Dije antes que solamente nos quedan las palabras y están vacías. ¿Qué otra cosa se puede hacer con esas concavidades sino música? Caperuxita, de Agustina Pérez (Club Hem, 2021), es el último milagro de estas señales. Una erótica de la lengua, un trabajo milimétrico sobre las palabras y las semifrases, o por lo menos eso dicen mis subrayados, sonidos. “Caperuxita se hace instrumento musical”, dice la mano narrativa, y traspone el sentido del tacto en el del oído. Porque con esa música sucede algo táctil. El texto sin mundo, que todo lo ocupa, recupera el encantamiento. Quizá Caperuxita sea la novela que muchos estábamos esperando, la que en la palabra vacía encuentra velos, volatilidades, galimatías, aliteraciones que tienen la forma de un secreto que no se entiende, pero produce efectos. Pérez, curandera de la obra de O. Lamborghini, reencanta las palabras para no confesarles su secreto.

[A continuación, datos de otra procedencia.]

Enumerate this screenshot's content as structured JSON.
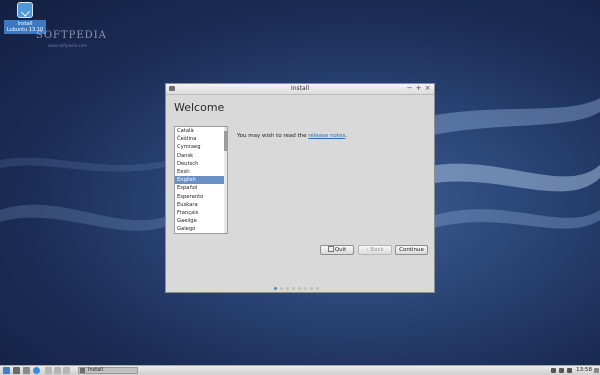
{
  "desktop": {
    "icon": {
      "name": "install-icon",
      "label_line1": "Install",
      "label_line2": "Lubuntu 13.10"
    },
    "watermark": "SOFTPEDIA",
    "watermark_sub": "www.softpedia.com"
  },
  "window": {
    "title": "Install",
    "controls": {
      "minimize": "−",
      "maximize": "+",
      "close": "×"
    },
    "heading": "Welcome",
    "languages": [
      "Català",
      "Čeština",
      "Cymraeg",
      "Dansk",
      "Deutsch",
      "Eesti",
      "English",
      "Español",
      "Esperanto",
      "Euskara",
      "Français",
      "Gaeilge",
      "Galego"
    ],
    "selected_language": "English",
    "release_text": "You may wish to read the",
    "release_link": "release notes",
    "release_tail": ".",
    "buttons": {
      "quit": "Quit",
      "back": "Back",
      "continue": "Continue"
    },
    "steps": {
      "total": 8,
      "current": 1
    }
  },
  "panel": {
    "task_label": "Install",
    "clock": "13:58"
  },
  "colors": {
    "accent": "#6890c4",
    "link": "#2f68b5",
    "desktop": "#2a4476"
  }
}
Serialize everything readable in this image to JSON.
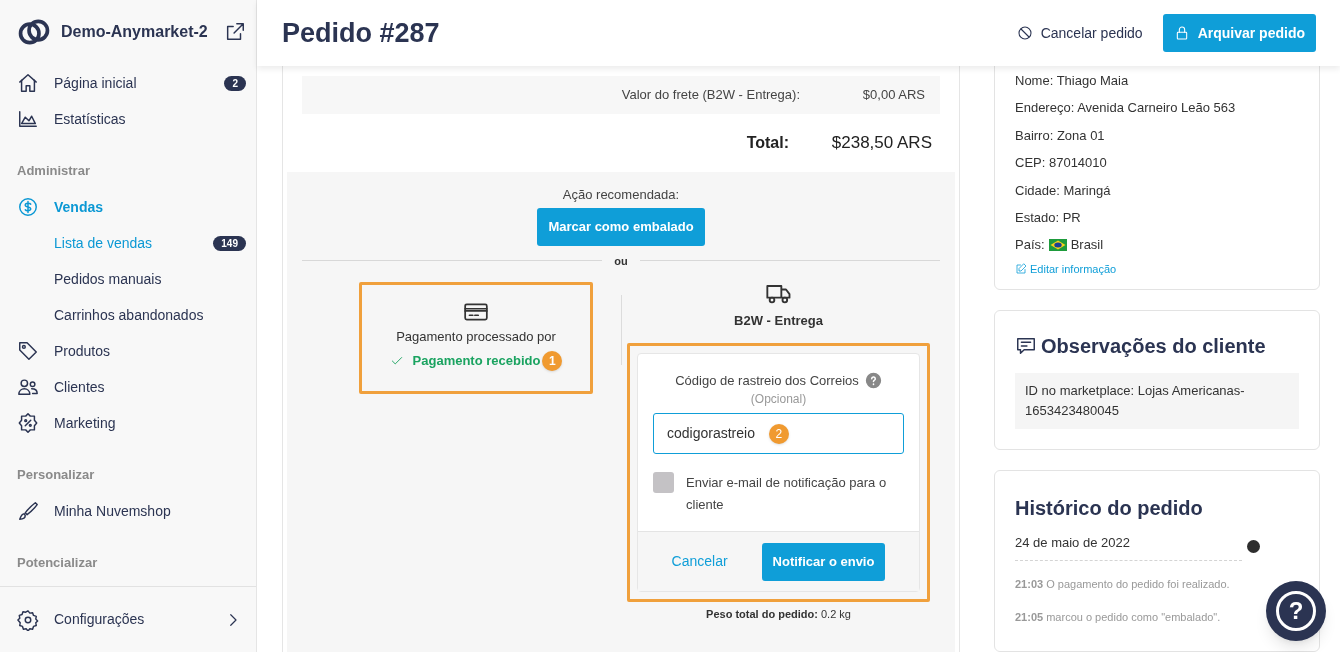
{
  "sidebar": {
    "store_name": "Demo-Anymarket-2",
    "nav": [
      {
        "kind": "item",
        "label": "Página inicial",
        "badge": "2",
        "selected": false
      },
      {
        "kind": "item",
        "label": "Estatísticas",
        "selected": false
      },
      {
        "kind": "section",
        "label": "Administrar"
      },
      {
        "kind": "item",
        "label": "Vendas",
        "selected": true
      },
      {
        "kind": "subitem",
        "label": "Lista de vendas",
        "badge": "149",
        "selected": true
      },
      {
        "kind": "subitem",
        "label": "Pedidos manuais",
        "selected": false
      },
      {
        "kind": "subitem",
        "label": "Carrinhos abandonados",
        "selected": false
      },
      {
        "kind": "item",
        "label": "Produtos",
        "selected": false
      },
      {
        "kind": "item",
        "label": "Clientes",
        "selected": false
      },
      {
        "kind": "item",
        "label": "Marketing",
        "selected": false
      },
      {
        "kind": "section",
        "label": "Personalizar"
      },
      {
        "kind": "item",
        "label": "Minha Nuvemshop",
        "selected": false
      },
      {
        "kind": "section",
        "label": "Potencializar"
      }
    ],
    "settings": "Configurações"
  },
  "header": {
    "title": "Pedido #287",
    "cancel": "Cancelar pedido",
    "archive": "Arquivar pedido"
  },
  "totals": {
    "shipping_label": "Valor do frete (B2W - Entrega):",
    "shipping_value": "$0,00 ARS",
    "total_label": "Total:",
    "total_value": "$238,50 ARS"
  },
  "actions": {
    "recommended_label": "Ação recomendada:",
    "recommended_button": "Marcar como embalado",
    "or": "ou",
    "payment": {
      "label": "Pagamento processado por",
      "status": "Pagamento recebido",
      "marker": "1"
    },
    "shipping": {
      "carrier": "B2W - Entrega",
      "tracking_label": "Código de rastreio dos Correios",
      "optional": "(Opcional)",
      "tracking_value": "codigorastreio",
      "marker": "2",
      "notify_label": "Enviar e-mail de notificação para o cliente",
      "notify_checked": false,
      "cancel": "Cancelar",
      "submit": "Notificar o envio"
    },
    "weight_label": "Peso total do pedido:",
    "weight_value": "0.2 kg"
  },
  "customer": {
    "lines": [
      "Nome: Thiago Maia",
      "Endereço: Avenida Carneiro Leão 563",
      "Bairro: Zona 01",
      "CEP: 87014010",
      "Cidade: Maringá",
      "Estado: PR"
    ],
    "country_label": "País:",
    "country": "Brasil",
    "edit": "Editar informação"
  },
  "notes": {
    "title": "Observações do cliente",
    "text": "ID no marketplace: Lojas Americanas-1653423480045"
  },
  "history": {
    "title": "Histórico do pedido",
    "date": "24 de maio de 2022",
    "events": [
      {
        "time": "21:03",
        "text": "O pagamento do pedido foi realizado."
      },
      {
        "time": "21:05",
        "text": "marcou o pedido como \"embalado\"."
      }
    ]
  },
  "help_button": "?"
}
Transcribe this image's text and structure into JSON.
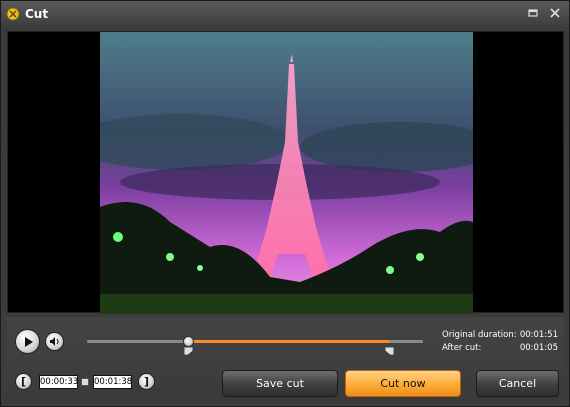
{
  "window": {
    "title": "Cut"
  },
  "playback": {
    "progress_fraction": 0.3,
    "selection_start_fraction": 0.3,
    "selection_end_fraction": 0.9
  },
  "info": {
    "original_label": "Original duration:",
    "original_value": "00:01:51",
    "after_label": "After cut:",
    "after_value": "00:01:05"
  },
  "range": {
    "start": "00:00:33",
    "end": "00:01:38"
  },
  "buttons": {
    "save": "Save cut",
    "cut": "Cut now",
    "cancel": "Cancel"
  },
  "icons": {
    "app": "scissors-icon",
    "restore": "restore-icon",
    "close": "close-icon",
    "play": "play-icon",
    "volume": "volume-icon",
    "mark_in": "bracket-left-icon",
    "mark_out": "bracket-right-icon"
  },
  "colors": {
    "accent": "#ff8a2a",
    "button_orange": "#ffae3c",
    "background": "#3a3a3a"
  }
}
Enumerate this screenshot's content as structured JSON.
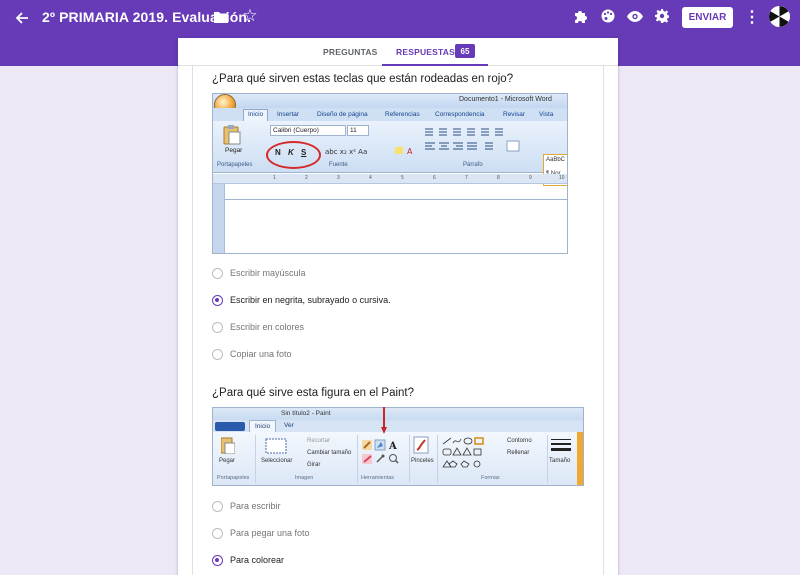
{
  "header": {
    "title": "2º PRIMARIA 2019. Evaluación.",
    "send_label": "ENVIAR",
    "icons": [
      "arrow-back-icon",
      "folder-icon",
      "star-outline-icon",
      "puzzle-icon",
      "palette-icon",
      "eye-icon",
      "gear-icon",
      "more-vert-icon"
    ],
    "accent": "#673ab7"
  },
  "tabs": {
    "questions": "PREGUNTAS",
    "responses": "RESPUESTAS",
    "responses_count": "65"
  },
  "questions": [
    {
      "text": "¿Para qué sirven estas teclas que están rodeadas en rojo?",
      "image": {
        "app": "Microsoft Word",
        "window_title": "Documento1 - Microsoft Word",
        "ribbon_tabs": [
          "Inicio",
          "Insertar",
          "Diseño de página",
          "Referencias",
          "Correspondencia",
          "Revisar",
          "Vista"
        ],
        "font_name": "Calibri (Cuerpo)",
        "font_size": "11",
        "format_buttons": [
          "N",
          "K",
          "S"
        ],
        "groups": [
          "Portapapeles",
          "Fuente",
          "Párrafo"
        ],
        "paste_label": "Pegar",
        "style_preview": "AaBbC",
        "style_name": "¶ Nor",
        "ruler_numbers": [
          "1",
          "2",
          "3",
          "4",
          "5",
          "6",
          "7",
          "8",
          "9",
          "10"
        ]
      },
      "options": [
        {
          "label": "Escribir mayúscula",
          "selected": false
        },
        {
          "label": "Escribir en negrita, subrayado o cursiva.",
          "selected": true
        },
        {
          "label": "Escribir en colores",
          "selected": false
        },
        {
          "label": "Copiar una foto",
          "selected": false
        }
      ]
    },
    {
      "text": "¿Para qué sirve esta figura en el Paint?",
      "image": {
        "app": "Paint",
        "window_title": "Sin título2 - Paint",
        "ribbon_tabs": [
          "Inicio",
          "Ver"
        ],
        "labels": {
          "pegar": "Pegar",
          "seleccionar": "Seleccionar",
          "recortar": "Recortar",
          "cambiar_tamano": "Cambiar tamaño",
          "girar": "Girar",
          "pinceles": "Pinceles",
          "contorno": "Contorno",
          "rellenar": "Rellenar",
          "tamano": "Tamaño"
        },
        "groups": [
          "Portapapeles",
          "Imagen",
          "Herramientas",
          "Formas"
        ]
      },
      "options": [
        {
          "label": "Para escribir",
          "selected": false
        },
        {
          "label": "Para pegar una foto",
          "selected": false
        },
        {
          "label": "Para colorear",
          "selected": true
        }
      ]
    }
  ]
}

En un siglo que, pandemia mediante, nace muerto, donde el mundo ya fue, escribir tendrá que ver con este arrastrarse a la escritura cada vez con más vehemencia: dejarles a los pescados su misterio. A los días, decidí comer otro pescado. Esta vez no quise clavarle el celular. Lo miré fijo. Sus ojos saltones y sus aletas a punto de acometer un aplauso generaron un vago recuerdo. Lo bauticé Don Canon. Lo saludé. No respondió.